JOHANNESBURG, South Africa, May 13, 2026/APO Group/ –Metro Africa Xpress (MAX), Africa’s leading electric mobility platform, has secured USD 8 million in debt funding from Triple Jump, marking a key milestone in scaling its clean mobility operations.

Triple Jump, a Netherlands-based impact investment manager with a strong track record of financing inclusive financial institutions and clean energy businesses across emerging markets, represents one of MAX’s first international institutional lenders.

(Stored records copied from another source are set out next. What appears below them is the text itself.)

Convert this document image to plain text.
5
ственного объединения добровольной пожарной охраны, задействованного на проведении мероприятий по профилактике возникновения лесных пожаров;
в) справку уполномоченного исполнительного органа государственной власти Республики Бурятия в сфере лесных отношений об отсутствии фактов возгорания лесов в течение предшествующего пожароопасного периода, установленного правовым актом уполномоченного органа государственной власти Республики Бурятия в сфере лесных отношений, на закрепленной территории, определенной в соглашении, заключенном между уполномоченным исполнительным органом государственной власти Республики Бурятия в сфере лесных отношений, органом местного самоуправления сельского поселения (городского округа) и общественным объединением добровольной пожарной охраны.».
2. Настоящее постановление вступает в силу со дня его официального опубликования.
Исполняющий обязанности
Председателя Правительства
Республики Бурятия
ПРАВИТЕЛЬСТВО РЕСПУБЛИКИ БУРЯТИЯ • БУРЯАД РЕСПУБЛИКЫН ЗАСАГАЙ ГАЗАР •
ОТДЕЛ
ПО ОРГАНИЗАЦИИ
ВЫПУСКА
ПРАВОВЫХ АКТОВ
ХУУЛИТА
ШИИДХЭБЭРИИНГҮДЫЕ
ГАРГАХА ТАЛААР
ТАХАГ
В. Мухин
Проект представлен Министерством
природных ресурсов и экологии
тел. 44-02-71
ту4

Its participation underscores confidence in MAX’s operating model, asset-backed lending structure, and long-term scalability within Africa’s evolving mobility sector.

The funding will support:

  • Expansion of MAX’s electric vehicle (EV) fleet
  • Rollout of battery swap infrastructure
  • Continued development of its Pay-As-You-Go (PAYGO) financing platform

MAX’s model is designed to lower barriers to asset ownership for commercial drivers (“Champions”), enabling income generation through access to productive mobility assets while reducing operating costs relative to internal combustion alternatives.

Operating across Nigeria, Ghana, and Cameroon, with Nigeria as its core market, MAX is building an integrated ecosystem comprising:

  • Purpose-built EVs adapted for local conditions
  • Battery swapping infrastructure to address charging constraints
  • IoT-enabled fleet management systems
  • Embedded financing solutions for underserved drivers

Verdant IMAP acted as sole financial advisor and arranger on the transaction, supporting structuring, investor engagement, and execution. The transaction establishes a foundation for further institutional capital deployment into the business.

Distributed by APO Group on behalf of Verdant Capital.